In general, we use katcp sensors for information that should be archived alongside the data to facilitate its interpretation, as well as sensors that are needed by other subsystems in the MeerKAT telescope. Prometheus metrics are used for detailed health and performance monitoring. However, this rule is not hard-and-fast, and some information is reported via sensors for historical reasons.
There is a third monitoring mechanism (event monitoring) intended for development purposes.
katcp sensors
The katcp sensors are self-documenting: issuing a ?sensor-list
request to
any of the servers will return a list of the sensors with descriptions. We
thus limit this section to sensors that need a more detailed explanation.
It should be noted that a large number of sensors describing static configuration (number of channels, accumulation length and so on) are provided by the product controller rather than this module.
steady-state-timestamp
This sensor is provided by both
dsim
andfgpu
. It can be used to synchronise katcp requests with the data. After issuing a katcp request that will alter the data stream (such as?signals
,?gain
or?delay
), query the sensor. It will contain an ADC timestamp. Any data received with that timestamp or greater will be up to date with the effects of all prior requests.It should be noted that a
?delay
request with a future load time is considered to have taken effect when the delay model has been updated, even if that load time has not yet been reached.It should also be noted that the sensor value from a
dsim
does not take into account any delays applied by F engines.

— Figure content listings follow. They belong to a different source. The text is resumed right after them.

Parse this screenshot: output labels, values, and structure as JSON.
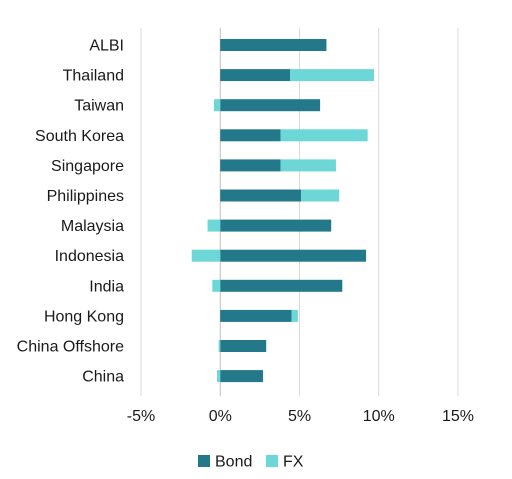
{
  "chart_data": {
    "type": "bar",
    "orientation": "horizontal",
    "stacked": true,
    "categories": [
      "ALBI",
      "Thailand",
      "Taiwan",
      "South Korea",
      "Singapore",
      "Philippines",
      "Malaysia",
      "Indonesia",
      "India",
      "Hong Kong",
      "China Offshore",
      "China"
    ],
    "series": [
      {
        "name": "Bond",
        "color": "#23798a",
        "values": [
          6.7,
          4.4,
          6.3,
          3.8,
          3.8,
          5.1,
          7.0,
          9.2,
          7.7,
          4.5,
          2.9,
          2.7
        ]
      },
      {
        "name": "FX",
        "color": "#6dd6d6",
        "values": [
          0.0,
          5.3,
          -0.4,
          5.5,
          3.5,
          2.4,
          -0.8,
          -1.8,
          -0.5,
          0.4,
          -0.1,
          -0.2
        ]
      }
    ],
    "xlim": [
      -5,
      15
    ],
    "xticks": [
      -5,
      0,
      5,
      10,
      15
    ],
    "xtick_labels": [
      "-5%",
      "0%",
      "5%",
      "10%",
      "15%"
    ],
    "grid": "vertical",
    "legend_position": "bottom"
  }
}
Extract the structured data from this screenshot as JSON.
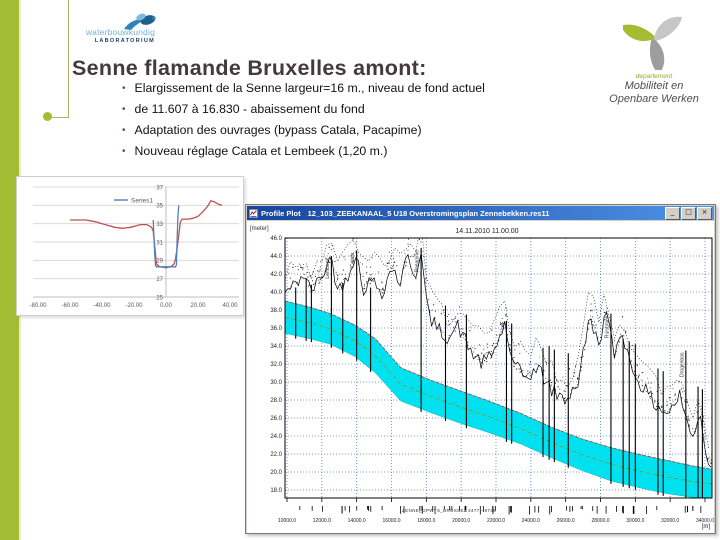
{
  "slide": {
    "title": "Senne flamande Bruxelles amont:",
    "bullets": [
      "Elargissement de la Senne largeur=16 m., niveau de fond actuel",
      "de 11.607 à 16.830  - abaissement du fond",
      "Adaptation des ouvrages (bypass Catala, Pacapime)",
      "Nouveau réglage Catala et Lembeek (1,20 m.)"
    ]
  },
  "logos": {
    "left": {
      "line1": "waterbouwkundig",
      "line2": "LABORATORIUM"
    },
    "right": {
      "line1": "departement",
      "line2": "Mobiliteit en",
      "line3": "Openbare Werken"
    }
  },
  "window": {
    "app_name": "Profile Plot",
    "document_name": "12_103_ZEEKANAAL_5 U18 Overstromingsplan Zennebekken.res11",
    "controls": [
      {
        "name": "minimize",
        "glyph": "_"
      },
      {
        "name": "restore",
        "glyph": "□"
      },
      {
        "name": "close",
        "glyph": "×"
      }
    ]
  },
  "colors": {
    "accent_green": "#a4bc33",
    "title_text": "#423a3c",
    "bullet_marker": "#5f497a",
    "series_blue": "#4f81bd",
    "series_red": "#c0504d",
    "band_cyan": "#00e1ef",
    "grid_blue": "#3a6ecc",
    "red_dash": "#c03030",
    "green_dash": "#8a9a1a"
  },
  "chart_data": [
    {
      "id": "cross-section",
      "type": "line",
      "title": "",
      "legend": [
        "Series1"
      ],
      "x_ticks": [
        "-80.00",
        "-60.00",
        "-40.00",
        "-20.00",
        "0.00",
        "20.00",
        "40.00"
      ],
      "y_ticks": [
        "37",
        "35",
        "33",
        "31",
        "29",
        "27",
        "25"
      ],
      "xlim": [
        -80,
        40
      ],
      "ylim": [
        25,
        37
      ],
      "grid": true,
      "legend_position": "top-center",
      "series": [
        {
          "name": "Series1",
          "color": "#4f81bd",
          "points": [
            [
              -8,
              33.4
            ],
            [
              -7,
              29.5
            ],
            [
              -6.5,
              28.4
            ],
            [
              -6,
              28.3
            ],
            [
              6,
              28.3
            ],
            [
              6.5,
              28.5
            ],
            [
              7,
              31.5
            ],
            [
              7.5,
              34.0
            ],
            [
              8,
              35.0
            ]
          ]
        },
        {
          "name": "existing profile",
          "color": "#c0504d",
          "points": [
            [
              -60,
              33.4
            ],
            [
              -50,
              33.4
            ],
            [
              -44,
              33.2
            ],
            [
              -38,
              32.9
            ],
            [
              -32,
              32.6
            ],
            [
              -27,
              32.5
            ],
            [
              -22,
              32.6
            ],
            [
              -16,
              32.9
            ],
            [
              -12,
              32.9
            ],
            [
              -9,
              32.6
            ],
            [
              -8,
              32.2
            ],
            [
              -7,
              30.5
            ],
            [
              -6,
              28.6
            ],
            [
              -4,
              28.3
            ],
            [
              0,
              28.2
            ],
            [
              3,
              28.3
            ],
            [
              5,
              28.6
            ],
            [
              6,
              29.2
            ],
            [
              7,
              30.4
            ],
            [
              8,
              31.8
            ],
            [
              9,
              33.2
            ],
            [
              10,
              33.5
            ],
            [
              14,
              33.5
            ],
            [
              17,
              33.6
            ],
            [
              20,
              33.8
            ],
            [
              23,
              34.3
            ],
            [
              26,
              34.9
            ],
            [
              28,
              35.5
            ],
            [
              30,
              35.4
            ],
            [
              33,
              35.1
            ],
            [
              35,
              35.0
            ]
          ]
        }
      ]
    },
    {
      "id": "profile-plot",
      "type": "profile",
      "title": "14.11.2010 11.00.00",
      "y_unit": "[meter]",
      "x_unit": "[m]",
      "footer_label": "ZENNE_OPWTS_BRUSSEL 2477 - 9746",
      "y_ticks": [
        "46.0",
        "44.0",
        "42.0",
        "40.0",
        "38.0",
        "36.0",
        "34.0",
        "32.0",
        "30.0",
        "28.0",
        "26.0",
        "24.0",
        "22.0",
        "20.0",
        "18.0"
      ],
      "x_ticks": [
        "10000.0",
        "12000.0",
        "14000.0",
        "16000.0",
        "18000.0",
        "20000.0",
        "22000.0",
        "24000.0",
        "26000.0",
        "28000.0",
        "30000.0",
        "32000.0",
        "34000.0"
      ],
      "x_first": 10000,
      "x_step": 2000,
      "xlim": [
        9900,
        34410
      ],
      "ylim": [
        17.1,
        46.0
      ],
      "grid": true,
      "band_top": [
        [
          9900,
          39.0
        ],
        [
          11340,
          38.3
        ],
        [
          12490,
          37.6
        ],
        [
          13930,
          36.3
        ],
        [
          15080,
          34.8
        ],
        [
          16520,
          31.6
        ],
        [
          18250,
          30.2
        ],
        [
          19980,
          29.0
        ],
        [
          21710,
          27.8
        ],
        [
          23440,
          26.5
        ],
        [
          25160,
          25.0
        ],
        [
          26890,
          23.7
        ],
        [
          28620,
          22.7
        ],
        [
          30350,
          21.9
        ],
        [
          31790,
          21.3
        ],
        [
          33230,
          20.7
        ],
        [
          34410,
          20.3
        ]
      ],
      "band_bottom": [
        [
          9900,
          35.4
        ],
        [
          11340,
          34.8
        ],
        [
          12490,
          34.2
        ],
        [
          13930,
          32.8
        ],
        [
          15080,
          31.0
        ],
        [
          16520,
          27.9
        ],
        [
          18250,
          26.6
        ],
        [
          19980,
          25.4
        ],
        [
          21710,
          24.3
        ],
        [
          23440,
          23.1
        ],
        [
          25160,
          21.6
        ],
        [
          26890,
          20.2
        ],
        [
          28620,
          19.0
        ],
        [
          30350,
          18.2
        ],
        [
          31790,
          17.6
        ],
        [
          33230,
          17.2
        ],
        [
          34410,
          17.0
        ]
      ],
      "terrain": [
        [
          9900,
          40.0
        ],
        [
          10470,
          40.8
        ],
        [
          10930,
          42.0
        ],
        [
          11340,
          40.2
        ],
        [
          11790,
          41.0
        ],
        [
          12540,
          43.9
        ],
        [
          12940,
          40.0
        ],
        [
          13460,
          41.8
        ],
        [
          13980,
          44.5
        ],
        [
          14320,
          40.3
        ],
        [
          14890,
          41.3
        ],
        [
          15470,
          40.0
        ],
        [
          16040,
          42.8
        ],
        [
          16500,
          41.0
        ],
        [
          16960,
          44.2
        ],
        [
          17360,
          41.5
        ],
        [
          17650,
          44.8
        ],
        [
          18110,
          37.5
        ],
        [
          18570,
          36.0
        ],
        [
          19260,
          35.0
        ],
        [
          19830,
          36.2
        ],
        [
          20520,
          33.5
        ],
        [
          21210,
          32.0
        ],
        [
          21780,
          33.0
        ],
        [
          22530,
          36.5
        ],
        [
          22930,
          32.0
        ],
        [
          23670,
          30.5
        ],
        [
          24420,
          31.5
        ],
        [
          25220,
          29.0
        ],
        [
          25970,
          28.0
        ],
        [
          26720,
          30.0
        ],
        [
          27410,
          37.5
        ],
        [
          27860,
          34.0
        ],
        [
          28320,
          37.8
        ],
        [
          28780,
          33.0
        ],
        [
          29240,
          35.8
        ],
        [
          29700,
          32.0
        ],
        [
          30390,
          29.5
        ],
        [
          31140,
          27.5
        ],
        [
          31880,
          26.5
        ],
        [
          32570,
          28.5
        ],
        [
          33260,
          23.5
        ],
        [
          33720,
          27.0
        ],
        [
          34060,
          21.5
        ],
        [
          34410,
          21.0
        ]
      ],
      "structures": [
        {
          "ch": 10500,
          "top": 40.5
        },
        {
          "ch": 11100,
          "top": 41.5
        },
        {
          "ch": 11400,
          "top": 40.8
        },
        {
          "ch": 12550,
          "top": 44.0,
          "label": "Lembeek"
        },
        {
          "ch": 13200,
          "top": 41.0
        },
        {
          "ch": 14000,
          "top": 44.6,
          "label": "Catala"
        },
        {
          "ch": 14800,
          "top": 40.5
        },
        {
          "ch": 17700,
          "top": 44.9,
          "label": "Pacapime"
        },
        {
          "ch": 19100,
          "top": 38.5
        },
        {
          "ch": 20300,
          "top": 37.5
        },
        {
          "ch": 22600,
          "top": 36.8,
          "label": "Lot"
        },
        {
          "ch": 22900,
          "top": 36.5
        },
        {
          "ch": 24700,
          "top": 33.8
        },
        {
          "ch": 25050,
          "top": 34.0
        },
        {
          "ch": 25350,
          "top": 33.6
        },
        {
          "ch": 26150,
          "top": 33.2
        },
        {
          "ch": 28600,
          "top": 37.6,
          "label": "Ruisbroek"
        },
        {
          "ch": 29300,
          "top": 34.8
        },
        {
          "ch": 29650,
          "top": 34.5
        },
        {
          "ch": 30000,
          "top": 34.2
        },
        {
          "ch": 31300,
          "top": 31.5
        },
        {
          "ch": 31600,
          "top": 31.2
        },
        {
          "ch": 32900,
          "top": 33.5,
          "label": "Drogenbos"
        },
        {
          "ch": 33600,
          "top": 29.5
        },
        {
          "ch": 33850,
          "top": 29.2
        }
      ]
    }
  ]
}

One should add the delay of the corresponding F engine (or an upper bound on it) to obtain a safe timestamp for post-F engine data streams.signals
,period
anddither-seed
(dsim)To reproduce the output of the dsim exactly, it is necessary to save all three of these sensors, and pass the
dither-seed
back to the--dither-seed
command-line option and the other two to the?signals
request (as well as keeping other command-line arguments the same).
Prometheus metrics
To enable Prometheus metrics for any of the services, pass
--prometheus-port
to specify the port number. The metrics are then
made available at the /metrics
HTTP endpoint on that port. Pointing a web
browser at that endpoint will show the available metrics with their
documentation.
Event monitoring
It is also possible to perform very detailed monitoring of events occurring
within fgpu and xbgpu, particularly related to time spent waiting on queues.

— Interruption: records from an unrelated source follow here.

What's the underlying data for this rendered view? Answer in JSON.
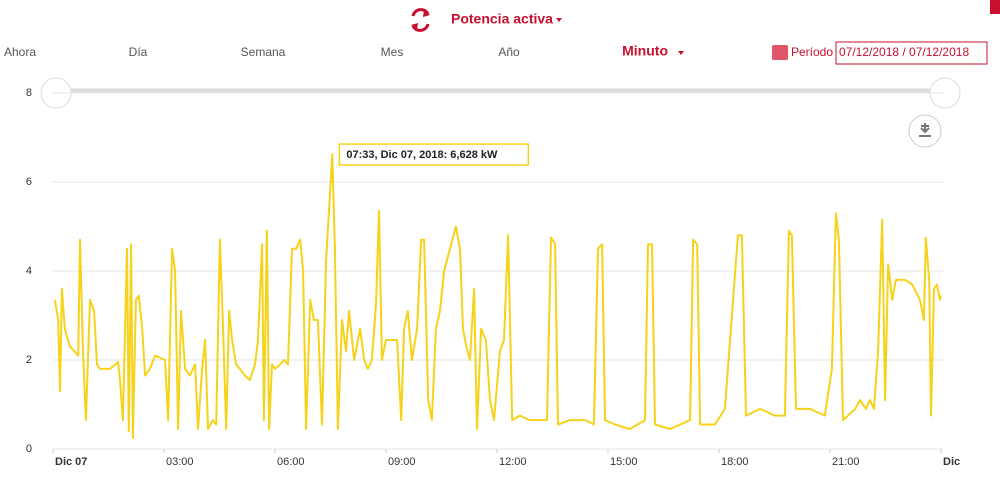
{
  "toolbar": {
    "title": "Potencia activa",
    "tabs": [
      "Ahora",
      "Día",
      "Semana",
      "Mes",
      "Año"
    ],
    "resolution": "Minuto",
    "period_label": "Período",
    "period_value": "07/12/2018 / 07/12/2018"
  },
  "chart_data": {
    "type": "line",
    "x": [
      0.05,
      0.14,
      0.19,
      0.24,
      0.32,
      0.46,
      0.68,
      0.73,
      0.81,
      0.89,
      1.0,
      1.11,
      1.19,
      1.27,
      1.54,
      1.76,
      1.81,
      1.89,
      2.0,
      2.05,
      2.11,
      2.16,
      2.24,
      2.32,
      2.41,
      2.49,
      2.62,
      2.76,
      3.03,
      3.11,
      3.22,
      3.3,
      3.38,
      3.46,
      3.57,
      3.7,
      3.84,
      3.92,
      4.03,
      4.11,
      4.19,
      4.32,
      4.41,
      4.51,
      4.59,
      4.68,
      4.76,
      4.84,
      4.95,
      5.05,
      5.19,
      5.32,
      5.46,
      5.54,
      5.65,
      5.7,
      5.78,
      5.84,
      5.92,
      6.0,
      6.14,
      6.24,
      6.35,
      6.46,
      6.57,
      6.68,
      6.76,
      6.84,
      6.95,
      7.05,
      7.16,
      7.27,
      7.38,
      7.55,
      7.62,
      7.7,
      7.81,
      7.92,
      8.0,
      8.14,
      8.3,
      8.41,
      8.51,
      8.62,
      8.73,
      8.81,
      8.89,
      9.0,
      9.16,
      9.3,
      9.41,
      9.49,
      9.59,
      9.7,
      9.84,
      9.95,
      10.03,
      10.14,
      10.24,
      10.35,
      10.46,
      10.57,
      10.73,
      10.89,
      11.0,
      11.08,
      11.16,
      11.27,
      11.38,
      11.46,
      11.57,
      11.7,
      11.81,
      11.92,
      12.08,
      12.19,
      12.3,
      12.41,
      12.62,
      12.89,
      13.16,
      13.35,
      13.46,
      13.57,
      13.65,
      13.97,
      14.38,
      14.62,
      14.73,
      14.84,
      14.92,
      15.19,
      15.59,
      16.0,
      16.08,
      16.19,
      16.27,
      16.68,
      17.22,
      17.3,
      17.41,
      17.49,
      17.89,
      18.16,
      18.51,
      18.62,
      18.73,
      19.11,
      19.51,
      19.78,
      19.89,
      19.97,
      20.08,
      20.46,
      20.86,
      21.05,
      21.16,
      21.24,
      21.35,
      21.68,
      21.81,
      21.97,
      22.08,
      22.19,
      22.3,
      22.41,
      22.49,
      22.57,
      22.68,
      22.78,
      23.03,
      23.22,
      23.43,
      23.54,
      23.59,
      23.68,
      23.73,
      23.81,
      23.89,
      23.97,
      24.0
    ],
    "series": [
      {
        "name": "Potencia activa",
        "color": "#f7d21a",
        "values": [
          3.35,
          2.9,
          1.3,
          3.6,
          2.7,
          2.3,
          2.1,
          4.7,
          2.2,
          0.65,
          3.35,
          3.1,
          1.9,
          1.8,
          1.8,
          1.95,
          1.55,
          0.65,
          4.5,
          0.4,
          4.6,
          0.25,
          3.35,
          3.45,
          2.7,
          1.65,
          1.8,
          2.1,
          2.0,
          0.65,
          4.5,
          4.0,
          0.45,
          3.1,
          1.8,
          1.65,
          1.9,
          0.45,
          1.8,
          2.45,
          0.45,
          0.65,
          0.55,
          4.7,
          2.9,
          0.45,
          3.1,
          2.45,
          1.9,
          1.8,
          1.65,
          1.55,
          1.9,
          2.45,
          4.6,
          0.65,
          4.9,
          0.45,
          1.9,
          1.8,
          1.9,
          2.0,
          1.9,
          4.5,
          4.5,
          4.7,
          4.0,
          0.45,
          3.35,
          2.9,
          2.9,
          0.55,
          4.25,
          6.628,
          4.5,
          0.45,
          2.9,
          2.2,
          3.1,
          2.0,
          2.7,
          2.0,
          1.8,
          2.0,
          3.25,
          5.35,
          2.0,
          2.45,
          2.45,
          2.45,
          0.65,
          2.7,
          3.1,
          2.0,
          2.7,
          4.7,
          4.7,
          1.1,
          0.65,
          2.7,
          3.1,
          4.0,
          4.5,
          5.0,
          4.5,
          2.7,
          2.35,
          2.0,
          3.6,
          0.45,
          2.7,
          2.45,
          1.1,
          0.65,
          2.2,
          2.45,
          4.8,
          0.65,
          0.75,
          0.65,
          0.65,
          0.65,
          4.75,
          4.6,
          0.55,
          0.65,
          0.65,
          0.55,
          4.5,
          4.6,
          0.65,
          0.55,
          0.45,
          0.65,
          4.6,
          4.6,
          0.55,
          0.45,
          0.65,
          4.7,
          4.6,
          0.55,
          0.55,
          0.9,
          4.8,
          4.8,
          0.75,
          0.9,
          0.75,
          0.75,
          4.9,
          4.8,
          0.9,
          0.9,
          0.75,
          1.8,
          5.3,
          4.7,
          0.65,
          0.9,
          1.1,
          0.9,
          1.1,
          0.9,
          2.2,
          5.15,
          1.1,
          4.15,
          3.35,
          3.8,
          3.8,
          3.7,
          3.35,
          2.9,
          4.75,
          3.8,
          0.75,
          3.6,
          3.7,
          3.35,
          3.45
        ]
      }
    ],
    "xlim": [
      0,
      24
    ],
    "xticks": [
      {
        "value": 0,
        "label": "Dic 07"
      },
      {
        "value": 3,
        "label": "03:00"
      },
      {
        "value": 6,
        "label": "06:00"
      },
      {
        "value": 9,
        "label": "09:00"
      },
      {
        "value": 12,
        "label": "12:00"
      },
      {
        "value": 15,
        "label": "15:00"
      },
      {
        "value": 18,
        "label": "18:00"
      },
      {
        "value": 21,
        "label": "21:00"
      },
      {
        "value": 24,
        "label": "Dic"
      }
    ],
    "ylim": [
      0,
      8
    ],
    "yticks": [
      0,
      2,
      4,
      6,
      8
    ],
    "grid": true,
    "annotation": {
      "text": "07:33, Dic 07, 2018: 6,628 kW",
      "x": 7.55,
      "y": 6.628
    }
  }
}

This is intended for debugging performance issues rather than production use,
as it has much higher overhead than the other monitoring mechanisms. To
activate it, pass --monitor-log
with a filename to the process. It
will write a file with a JSON record per line. The helper script in
scratch/plot.py can be used to show a visualisation of the various
queues over time. It’s not recommended for more than a few seconds of data.